Can the mediots influence and shape a political race to their advantage?
To play off of an Obama campaign slogan: Yes, they can.
Related: I’ve been reading with mild amusement The Usual Suspects howl with outrage over the endorsement of Senator McCain by Texas pastor John Hagee, who has made some extremely controversial remarks about the Catholic faith and Catholic people, an endorsement McCain has said he was “honored” to receive. The DNC has even gotten involved:
His campaign issued the statement after two days of criticism from the Democratic National Committee, the Catholic League and Catholics United.
Democrats quoted Hagee as saying the Catholic Church conspired with Nazis against the Jews and that Hurricane Katrina was God’s retribution for homosexual sin, and they recited his demeaning comments about women and flip remarks about slavery.
“Hagee’s hate speech has no place in public discourse, and McCain’s embrace of this figure raises serious questions about John McCain’s character and his willingness to do anything to win,” said Tom McMahon, executive director of the Democratic National Committee.
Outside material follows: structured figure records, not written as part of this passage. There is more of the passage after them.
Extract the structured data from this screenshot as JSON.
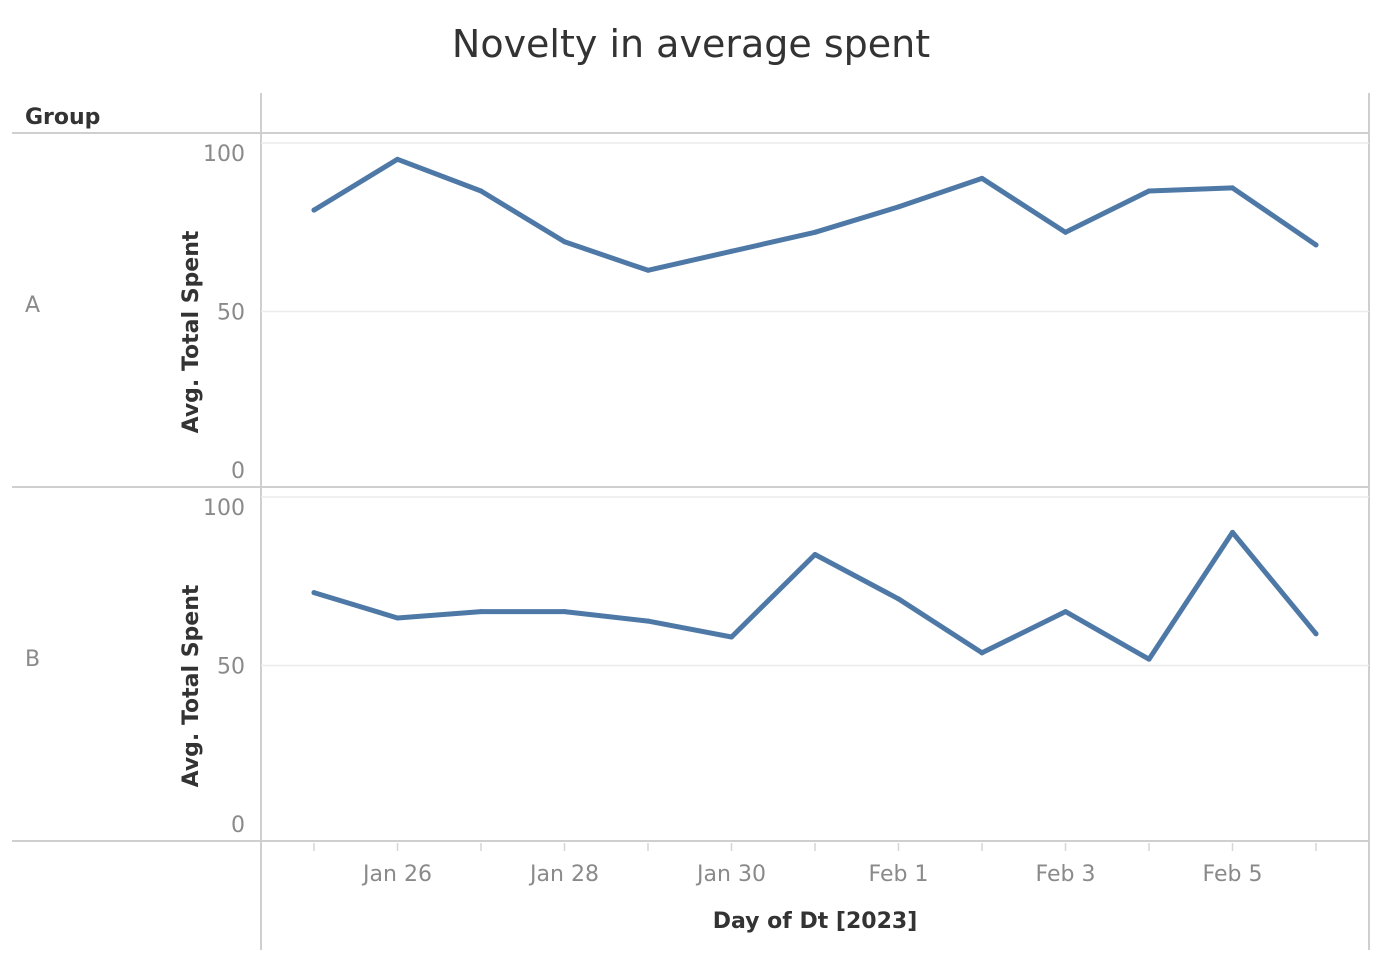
{
  "chart_data": {
    "type": "line",
    "title": "Novelty in average spent",
    "row_header": "Group",
    "xlabel": "Day of Dt [2023]",
    "ylabel": "Avg. Total Spent",
    "x": [
      "2023-01-25",
      "2023-01-26",
      "2023-01-27",
      "2023-01-28",
      "2023-01-29",
      "2023-01-30",
      "2023-01-31",
      "2023-02-01",
      "2023-02-02",
      "2023-02-03",
      "2023-02-04",
      "2023-02-05",
      "2023-02-06"
    ],
    "x_tick_labels": [
      {
        "date": "2023-01-26",
        "label": "Jan 26"
      },
      {
        "date": "2023-01-28",
        "label": "Jan 28"
      },
      {
        "date": "2023-01-30",
        "label": "Jan 30"
      },
      {
        "date": "2023-02-01",
        "label": "Feb 1"
      },
      {
        "date": "2023-02-03",
        "label": "Feb 3"
      },
      {
        "date": "2023-02-05",
        "label": "Feb 5"
      }
    ],
    "y_ticks": [
      0,
      50,
      100
    ],
    "ylim": [
      0,
      100
    ],
    "grid": true,
    "series_color": "#4e79a7",
    "panels": [
      {
        "group": "A",
        "values": [
          82,
          98,
          88,
          72,
          63,
          69,
          75,
          83,
          92,
          75,
          88,
          89,
          71
        ]
      },
      {
        "group": "B",
        "values": [
          73,
          65,
          67,
          67,
          64,
          59,
          85,
          71,
          54,
          67,
          52,
          92,
          60
        ]
      }
    ]
  }
}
Here’s a message for the DNC and the other perpetually outraged far lefty demagogues who are trying to gain political traction with this issue against McCain: When McCain attends Hagee’s church on a routine basis, writes both a speech and a book based on a Hagee sermon, often cites Hagee as a source of inspiration, goes to Hagee regularly for spirtual and political counsel, all of which Senator Barack Obama has done with Rev. Jeremiah Wright, the black nationalist, Jew-hating preacher of the Trinity United Church of Christ – the church BO attends, then get back to me, ok? Until then, your outrage over this endorsement will stand as nothing more than what it is: phoney. You guys have no room to talk on this issue. None.